The TEE favors a full LND, ignoring the fact the TEE still requires a trusted setup, your trusting the provider to do a bunch of shared node functions so that the provider benefits from density...
It's still trustodial in the sense that they can tell their lawyers YOU have the key, but in reality, that key is pretty meaningless. It's all theater for regulators.
TEEs have value in cloud nodes in mitigating multi-tenant security risks... Not as a solution to hosting vendor risk.
I assume this is stuff like running the actual bitcoin node (which is a pretty huge trust assumption). are there other shared functions that could meaningfully affect
because they can just turn it off or refuse to give you access? or is this something else that I'm not thinking about?
If the most recent channel state was always backed up locally on the mobile device, wouldn't that allow me to force close the channel from different software?
I understand this to mean: while it might make sense for me to run a node in a TEE on a VPS, it makes much less sense for a wallet to offer this as a service to me. Does this primarily come back to being able to shut off the sever and controlling the bitcoin node, or more than that?
They're the middle node, proxying requests, issuing the invoices, the backing node as you mentioned, all kinds of vectors for chicanery... Not the least of which is they're monetizing you in a less transparent way than just charging for commodity cloud services because they can as the middleman with full control of the flow
The channel state thing is another way of knowing it's bs, if you could have live channel state to a phone (to sign and store) you could just run a mobile node, but that's not realistic for all the same reasons mobile nodes are retarded. Live channel state requires onlineness.

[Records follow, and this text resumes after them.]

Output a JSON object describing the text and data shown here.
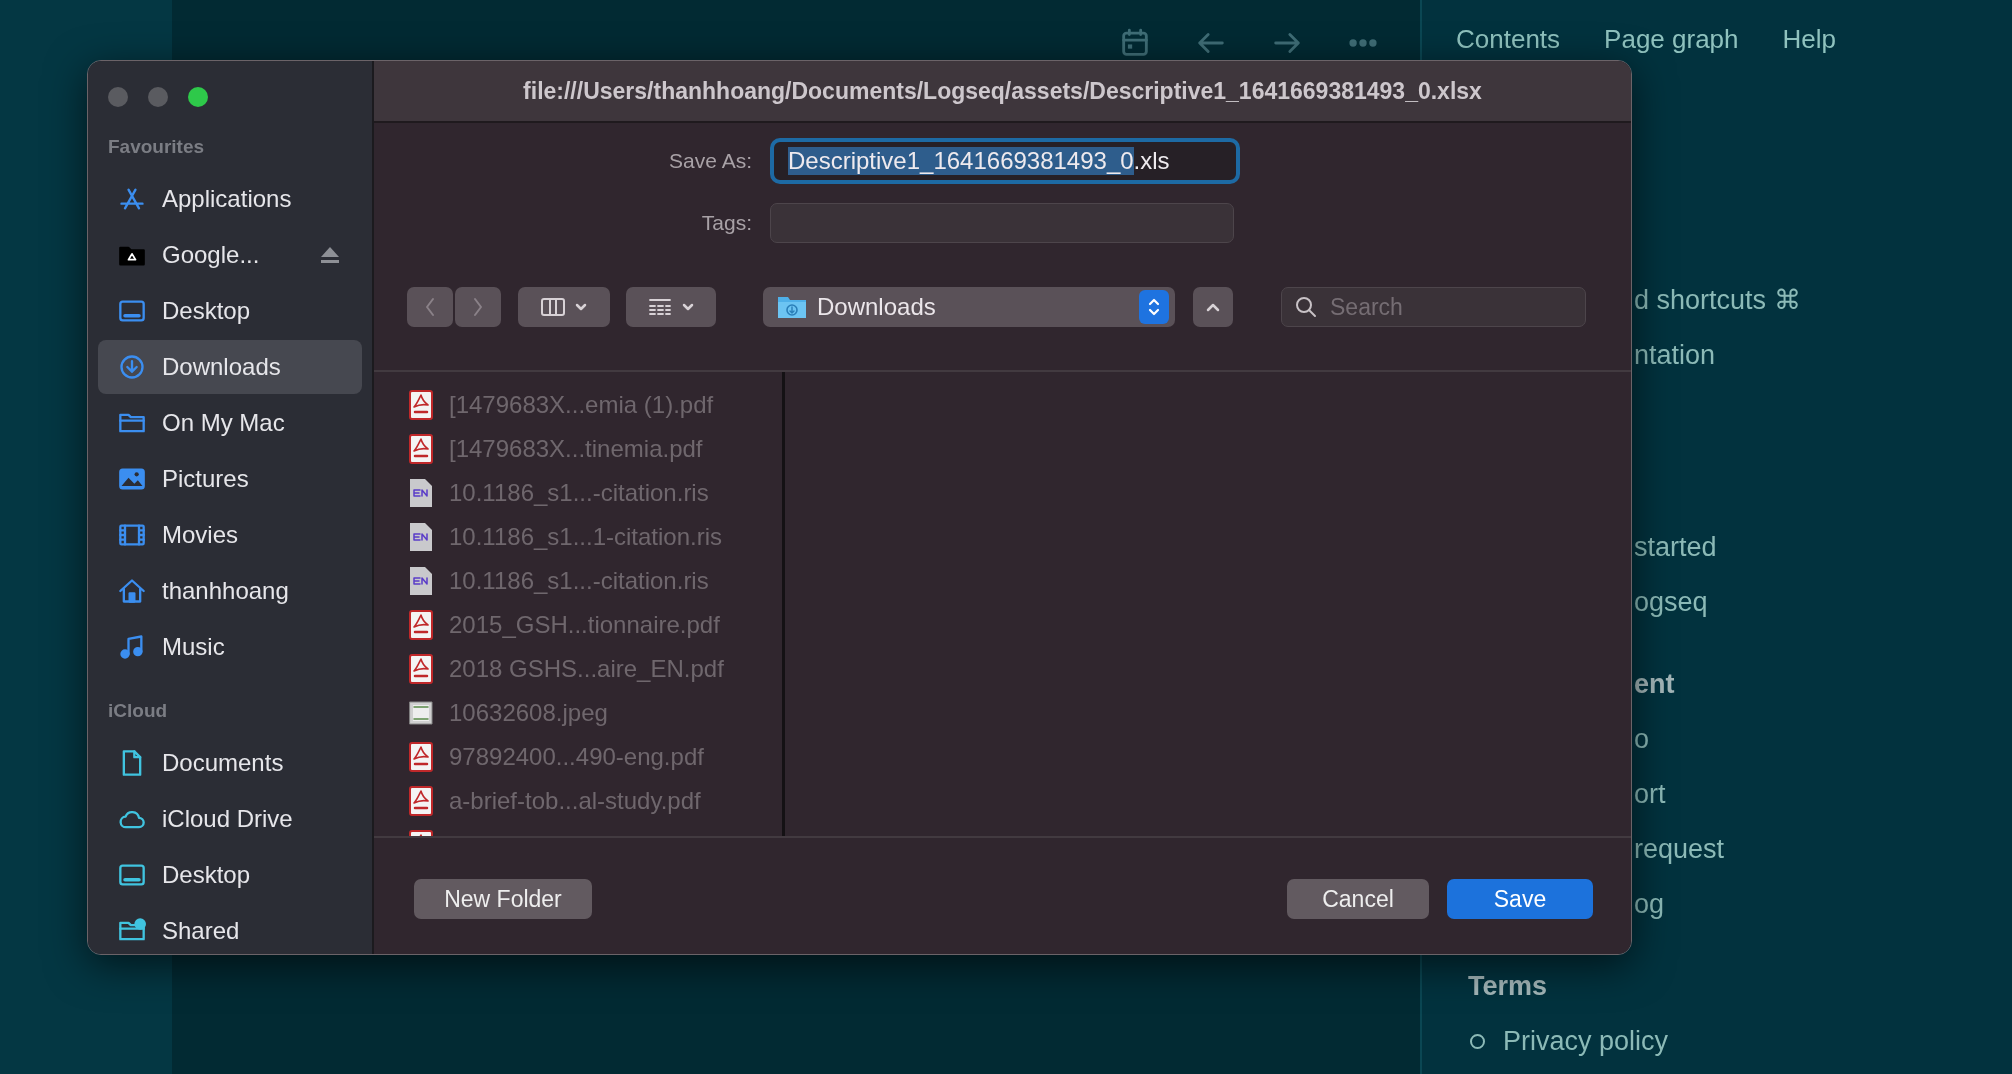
{
  "app_nav": [
    "Contents",
    "Page graph",
    "Help"
  ],
  "help_panel": {
    "sections": [
      {
        "items": [
          {
            "text": "d shortcuts ⌘",
            "kind": "partial"
          },
          {
            "text": "ntation",
            "kind": "partial"
          }
        ]
      },
      {
        "items": [
          {
            "text": "started",
            "kind": "partial"
          },
          {
            "text": "ogseq",
            "kind": "partial"
          }
        ]
      },
      {
        "heading": {
          "text": "ent",
          "kind": "partial"
        },
        "items": [
          {
            "text": "o",
            "kind": "partial"
          },
          {
            "text": "ort",
            "kind": "partial"
          },
          {
            "text": "request",
            "kind": "partial"
          },
          {
            "text": "og",
            "kind": "partial"
          }
        ]
      },
      {
        "heading": {
          "text": "Terms",
          "kind": "full"
        },
        "items": [
          {
            "text": "Privacy policy",
            "kind": "bullet"
          }
        ]
      }
    ]
  },
  "dialog": {
    "title": "file:///Users/thanhhoang/Documents/Logseq/assets/Descriptive1_1641669381493_0.xlsx",
    "sidebar": [
      {
        "title": "Favourites",
        "items": [
          {
            "label": "Applications",
            "kind": "apps",
            "selected": false
          },
          {
            "label": "Google...",
            "kind": "drive",
            "selected": false,
            "eject": true
          },
          {
            "label": "Desktop",
            "kind": "desktop",
            "selected": false
          },
          {
            "label": "Downloads",
            "kind": "downloads",
            "selected": true
          },
          {
            "label": "On My Mac",
            "kind": "folder",
            "selected": false
          },
          {
            "label": "Pictures",
            "kind": "pictures",
            "selected": false
          },
          {
            "label": "Movies",
            "kind": "movies",
            "selected": false
          },
          {
            "label": "thanhhoang",
            "kind": "home",
            "selected": false
          },
          {
            "label": "Music",
            "kind": "music",
            "selected": false
          }
        ]
      },
      {
        "title": "iCloud",
        "items": [
          {
            "label": "Documents",
            "kind": "document",
            "selected": false
          },
          {
            "label": "iCloud Drive",
            "kind": "cloud",
            "selected": false
          },
          {
            "label": "Desktop",
            "kind": "desktop",
            "selected": false
          },
          {
            "label": "Shared",
            "kind": "shared",
            "selected": false
          }
        ]
      }
    ],
    "save_as": {
      "label": "Save As:",
      "selected_text": "Descriptive1_1641669381493_0",
      "value_rest": ".xls"
    },
    "tags": {
      "label": "Tags:"
    },
    "location": "Downloads",
    "search": {
      "placeholder": "Search"
    },
    "files": [
      {
        "kind": "pdf",
        "name": "[1479683X...emia (1).pdf",
        "disabled": true
      },
      {
        "kind": "pdf",
        "name": "[1479683X...tinemia.pdf",
        "disabled": true
      },
      {
        "kind": "ris",
        "name": "10.1186_s1...-citation.ris",
        "disabled": true
      },
      {
        "kind": "ris",
        "name": "10.1186_s1...1-citation.ris",
        "disabled": true
      },
      {
        "kind": "ris",
        "name": "10.1186_s1...-citation.ris",
        "disabled": true
      },
      {
        "kind": "pdf",
        "name": "2015_GSH...tionnaire.pdf",
        "disabled": true
      },
      {
        "kind": "pdf",
        "name": "2018 GSHS...aire_EN.pdf",
        "disabled": true
      },
      {
        "kind": "jpeg",
        "name": "10632608.jpeg",
        "disabled": true
      },
      {
        "kind": "pdf",
        "name": "97892400...490-eng.pdf",
        "disabled": true
      },
      {
        "kind": "pdf",
        "name": "a-brief-tob...al-study.pdf",
        "disabled": true
      },
      {
        "kind": "pdf"
      }
    ],
    "buttons": [
      {
        "label": "New Folder",
        "kind": "secondary"
      },
      {
        "label": "Cancel",
        "kind": "secondary"
      },
      {
        "label": "Save",
        "kind": "primary"
      }
    ]
  }
}
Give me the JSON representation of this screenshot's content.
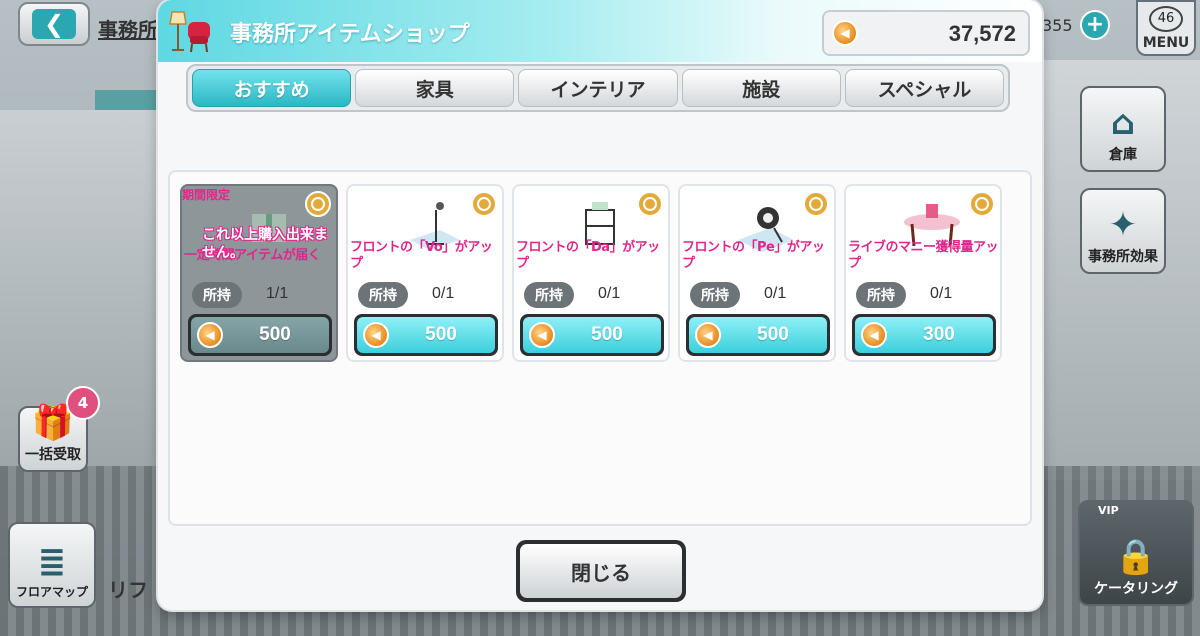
{
  "background": {
    "title": "事務所",
    "count": "355",
    "menu_level": "46",
    "menu_label": "MENU",
    "gift_badge": "4",
    "gift_label": "一括受取",
    "floor_label": "フロアマップ",
    "lift_label": "リフ",
    "storage_label": "倉庫",
    "effect_label": "事務所効果",
    "catering_label": "ケータリング",
    "vip_label": "VIP"
  },
  "modal": {
    "title": "事務所アイテムショップ",
    "coins": "37,572",
    "close_label": "閉じる"
  },
  "tabs": [
    {
      "label": "おすすめ",
      "active": true
    },
    {
      "label": "家具",
      "active": false
    },
    {
      "label": "インテリア",
      "active": false
    },
    {
      "label": "施設",
      "active": false
    },
    {
      "label": "スペシャル",
      "active": false
    }
  ],
  "items": [
    {
      "limited": "期間限定",
      "sold_message": "これ以上購入出来ません。",
      "description": "一定時間アイテムが届く",
      "own_label": "所持",
      "own_value": "1/1",
      "price": "500",
      "sold_out": true,
      "icon": "gift-box-icon"
    },
    {
      "description": "フロントの「Vo」がアップ",
      "own_label": "所持",
      "own_value": "0/1",
      "price": "500",
      "sold_out": false,
      "icon": "microphone-stand-icon"
    },
    {
      "description": "フロントの「Da」がアップ",
      "own_label": "所持",
      "own_value": "0/1",
      "price": "500",
      "sold_out": false,
      "icon": "shelf-icon"
    },
    {
      "description": "フロントの「Pe」がアップ",
      "own_label": "所持",
      "own_value": "0/1",
      "price": "500",
      "sold_out": false,
      "icon": "spotlight-icon"
    },
    {
      "description": "ライブのマニー獲得量アップ",
      "own_label": "所持",
      "own_value": "0/1",
      "price": "300",
      "sold_out": false,
      "icon": "side-table-icon"
    }
  ],
  "colors": {
    "accent": "#2bb7c5",
    "pink_text": "#e0268c",
    "coin": "#e68a1c"
  }
}
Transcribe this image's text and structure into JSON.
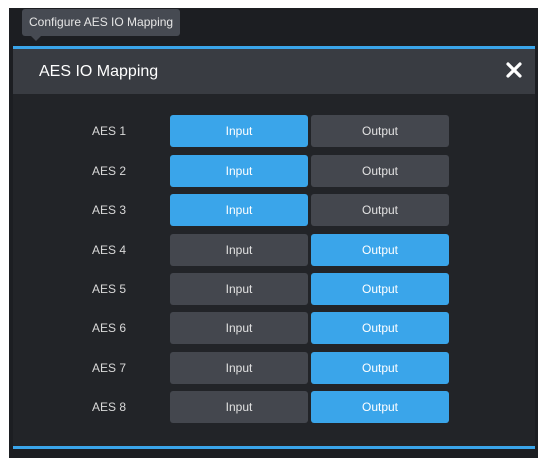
{
  "tooltip": {
    "text": "Configure AES IO Mapping"
  },
  "dialog": {
    "title": "AES IO Mapping",
    "close_icon": "close-icon"
  },
  "colors": {
    "accent": "#3aa5ea",
    "header_bg": "#393c42",
    "body_bg": "#222428",
    "segment_inactive": "#44474e"
  },
  "rows": [
    {
      "label": "AES 1",
      "input_label": "Input",
      "output_label": "Output",
      "selected": "input"
    },
    {
      "label": "AES 2",
      "input_label": "Input",
      "output_label": "Output",
      "selected": "input"
    },
    {
      "label": "AES 3",
      "input_label": "Input",
      "output_label": "Output",
      "selected": "input"
    },
    {
      "label": "AES 4",
      "input_label": "Input",
      "output_label": "Output",
      "selected": "output"
    },
    {
      "label": "AES 5",
      "input_label": "Input",
      "output_label": "Output",
      "selected": "output"
    },
    {
      "label": "AES 6",
      "input_label": "Input",
      "output_label": "Output",
      "selected": "output"
    },
    {
      "label": "AES 7",
      "input_label": "Input",
      "output_label": "Output",
      "selected": "output"
    },
    {
      "label": "AES 8",
      "input_label": "Input",
      "output_label": "Output",
      "selected": "output"
    }
  ]
}
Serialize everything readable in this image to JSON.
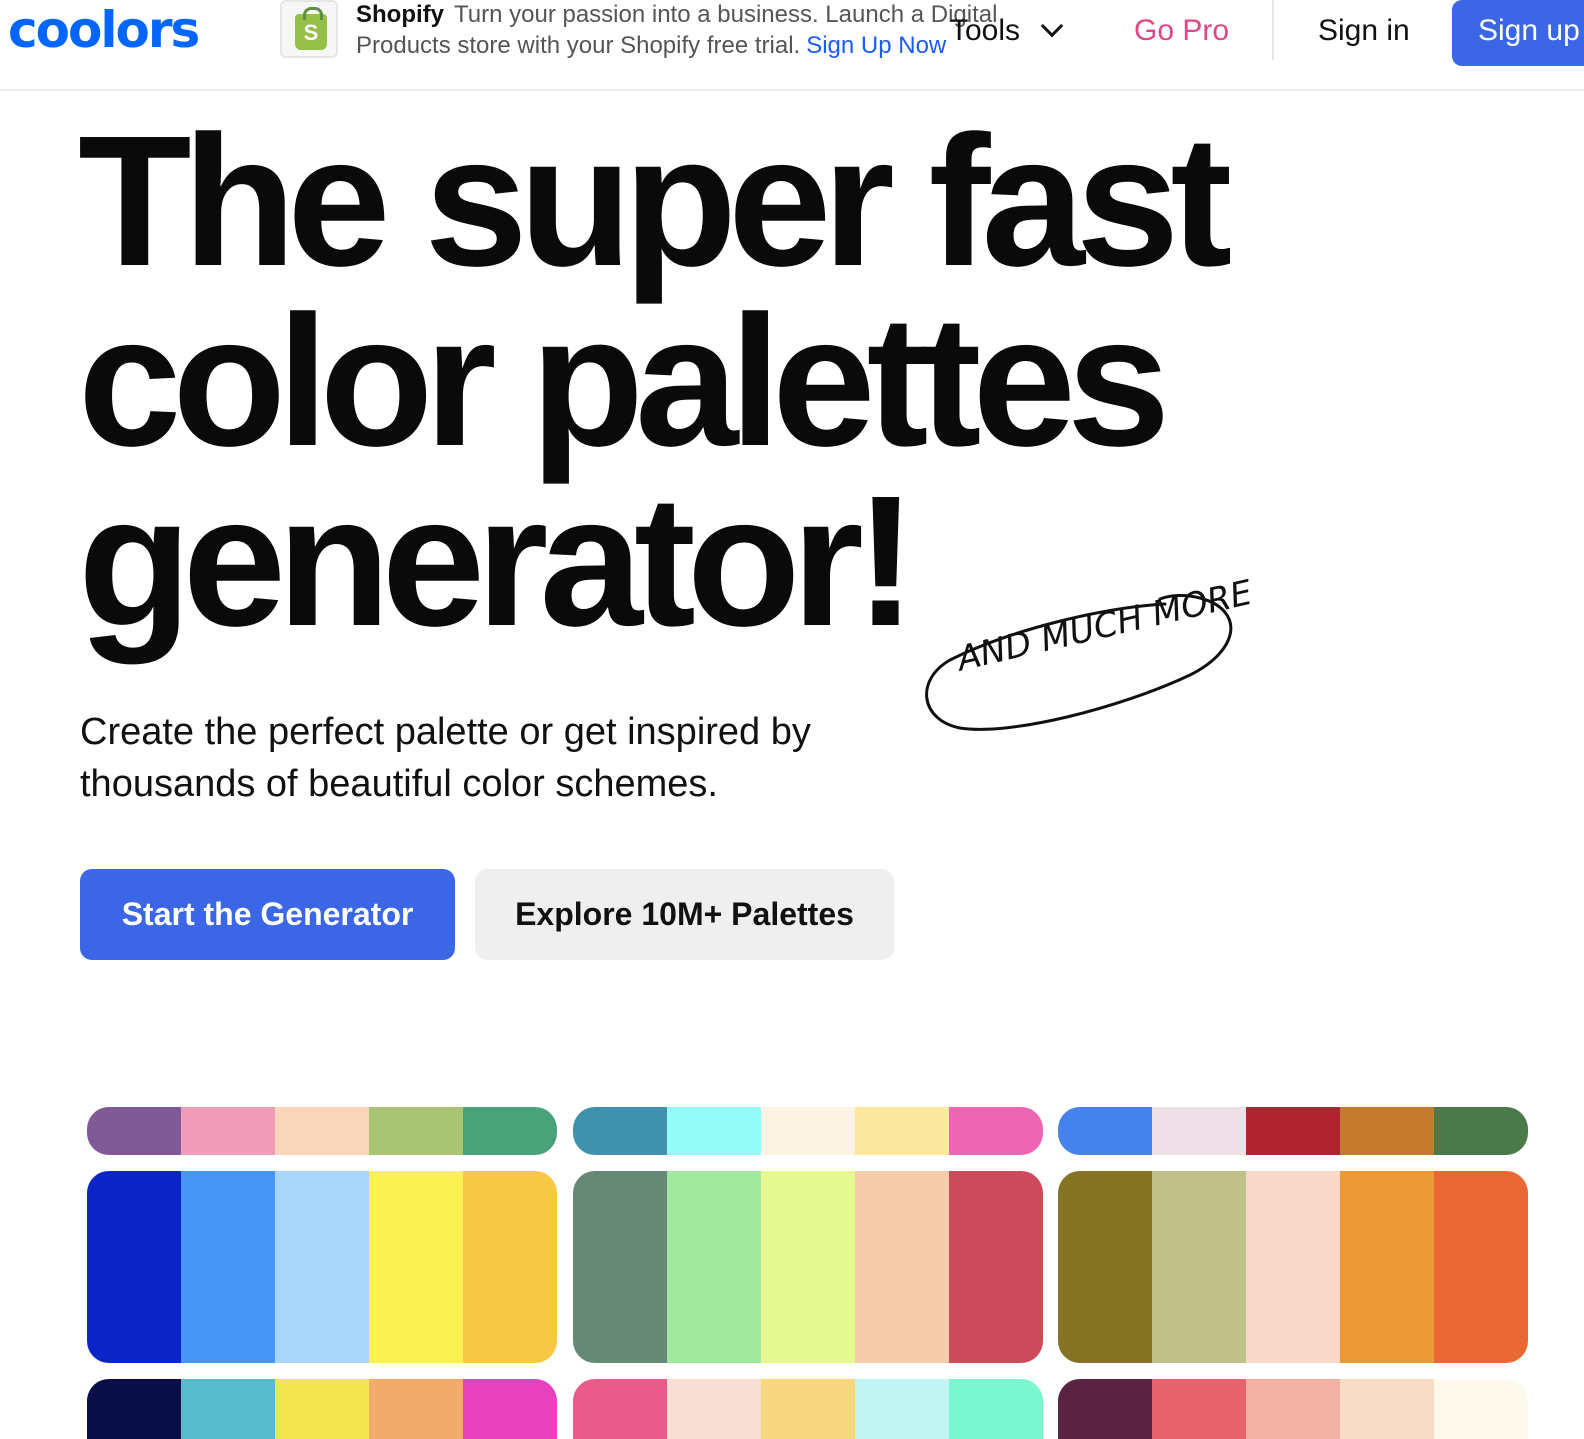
{
  "header": {
    "logo": "coolors",
    "ad": {
      "brand": "Shopify",
      "text_line": "Turn your passion into a business. Launch a Digital Products store with your Shopify free trial.",
      "link": "Sign Up Now"
    },
    "nav": {
      "tools": "Tools",
      "go_pro": "Go Pro",
      "sign_in": "Sign in",
      "sign_up": "Sign up"
    }
  },
  "hero": {
    "title_lines": [
      "The super fast",
      "color palettes",
      "generator!"
    ],
    "badge": "AND MUCH MORE",
    "subtitle": "Create the perfect palette or get inspired by thousands of beautiful color schemes.",
    "primary_button": "Start the Generator",
    "secondary_button": "Explore 10M+ Palettes"
  },
  "colors": {
    "accent": "#3b66e6",
    "logo": "#0066ff",
    "go_pro": "#e0468a",
    "ad_link": "#1a5cff"
  },
  "palettes": [
    [
      "#7f5a96",
      "#f09db9",
      "#f8d5bb",
      "#a8c474",
      "#4aa27b"
    ],
    [
      "#3f91ad",
      "#95fbf8",
      "#fdf4e6",
      "#fce9a0",
      "#ee65b4"
    ],
    [
      "#4682ec",
      "#efdfe7",
      "#b02330",
      "#c47b2c",
      "#4a7a4a"
    ],
    [
      "#0b25c9",
      "#4795f5",
      "#a9d5fb",
      "#faf152",
      "#f6c944"
    ],
    [
      "#678877",
      "#a1e99e",
      "#e6f990",
      "#f5cdab",
      "#cd4a5b"
    ],
    [
      "#847423",
      "#c0c28c",
      "#f8d9c9",
      "#ed9935",
      "#ea6834"
    ],
    [
      "#0a0f4a",
      "#58bccc",
      "#f5e54f",
      "#f1ac6c",
      "#e940bd"
    ],
    [
      "#ea5b8c",
      "#f9e0d6",
      "#f8d67e",
      "#c3f5f5",
      "#7bf7cf"
    ],
    [
      "#5a233f",
      "#e7636d",
      "#f3b0a4",
      "#f9dcc8",
      "#fdf9ec"
    ]
  ]
}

It makes sense for a vendor to offer hosted nodes in TEE's because it's a good security practice, it's be a disaster if a voltage for example were to have all its customers pwned by something compromising the OS level of the server, but representing that as some novel way of achieving self custody though is scammy
This seems to be a comprehensive grift out of the Spiral/LDK communist cell, monedevkit doing similar stuff they call server-less because of "serverless functions" AWS popularized for different uses... It's all a fake and gay rehash of greenlight by people addicted to dishonesty
Still need to trust Intel
I've been using Lexe. I like it a lot. I am curious though, how you use it with NWC. My impression was that Lexe Wallet.itself doesn't support NWC. I haven't experimented very much with creating SDK clients.
Payments have been reliable and the wallet UI is nice and clean.
the nwc piece matters a lot for autonomous use. a wallet that's always-on is table stakes; nwc is what makes it callable from outside — which is the whole point if you're building agentic payment flows.
if lexe supports nwc properly (persistent connection string, spend-only scoping), that's actually a bigger deal than the sgx story for devs building on top of it.
i run lightning payments autonomously and the bottleneck is almost always the wallet interface, not the node architecture.
Yes Ui is really intuitive, maybe it still early for NWC. However, I was unable to make use of the announced BOLT12 to receive and no trace of a ln@address yet to attach it into SN.
Do you know or have you noticed at which threshold the channel opening get triggered?
That means is NOT really your node. Anything in a cloud is not yours and you are forced to accept whatever T&C of who is running that cloud.
Useless, In case the "cloud" decide to cut the access to that cloud node, those keys are useless, I do not have any mechanism to close the channel and restore my funds in some onchain address.
So I still have doubts about this wallet to be "self-custodial".
Mutiny did the same, but at least offered to experimented users to run their own node hardware / domain.